Youth Month Special: Are the insurance behaviours of young people different to their parents?
7 Jul, 2022

It’s Youth Month and with our collective attention shifting to all things young-people, we look at Millennials and Gen Zers’ preferences and buying behaviours when it comes to insurance products – and how these differ from that of their parents.

Berniece Hieckmann, Head of Metropolitan GetUp, with a degree in law, finance and anthropology, has an extensive history in financial services, formerly occupying the roles of ‘Business Architect’ at FNB Life, CFO of New Markets at Momentum, and Executive at Metropolitan Retail, where her focus lay in product solutions aimed at the emerging market. She now heads up GetUp, Metropolitan’s fintech arm aimed at a younger and digitally-savvy consumer.

Berniece notes that when it comes to this age category, there are several distinct trends:

They’re not into phone calls – unless it’s an emergency

While a sweeping generalisation, it has earned its place in our societal consciousness as evidenced by the hundreds of memes that show millennials eschewing phone calls in favour of texts. They’re comfortable with navigating the online world and are happy to engage with providers via chatbots, direct messaging platforms or even email. However, providers should not shut down their call centres yet – when something goes wrong or there is an emergency, young people want to speak to a human being – and fast.
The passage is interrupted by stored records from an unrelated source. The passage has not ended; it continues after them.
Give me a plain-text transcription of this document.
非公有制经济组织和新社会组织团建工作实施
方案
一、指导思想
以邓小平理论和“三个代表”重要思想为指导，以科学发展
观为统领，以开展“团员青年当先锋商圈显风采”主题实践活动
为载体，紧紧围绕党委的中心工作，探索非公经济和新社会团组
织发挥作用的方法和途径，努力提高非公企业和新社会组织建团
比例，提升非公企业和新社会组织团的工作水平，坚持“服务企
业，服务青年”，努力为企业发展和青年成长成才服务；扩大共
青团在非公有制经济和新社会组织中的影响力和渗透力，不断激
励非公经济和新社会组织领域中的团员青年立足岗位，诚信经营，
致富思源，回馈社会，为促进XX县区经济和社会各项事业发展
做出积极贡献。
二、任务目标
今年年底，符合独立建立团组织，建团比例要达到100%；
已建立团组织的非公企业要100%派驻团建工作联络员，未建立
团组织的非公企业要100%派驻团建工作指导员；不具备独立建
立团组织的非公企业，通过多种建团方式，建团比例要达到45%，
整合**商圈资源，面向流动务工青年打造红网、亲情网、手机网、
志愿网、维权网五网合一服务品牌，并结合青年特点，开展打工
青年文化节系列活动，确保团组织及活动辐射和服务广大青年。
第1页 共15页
By this same token, they’re less likely to engage a middle man…

…such as a broker or a financial adviser. Millennials and Gen Zers shy away from the hard sell and as digital natives, they conduct their research online to find product information, process it at rapid speed, and discard that which they deem to be unnecessary or irrelevant. And if buying insurance products can happen online too – all the better.

They’re less concerned with dying, than they are with living

When it comes to financial product choice, these are generations less risk-driven – life insurance, for example, is not a product commonly purchased by this age group – particularly those in their 20s or early 30s. Seemingly conversely, funeral products are still in high demand.

They want ownership and simplicity

More so than any other generation, young people want agency, take ownership of their portfolios, and are refreshingly informed when it comes to their financial decisions. Subscription-based and on-demand insurance models – especially those that come part and parcel with tools that will help the user get into the driving seat of their finances – are rapidly growing in demand among this age group.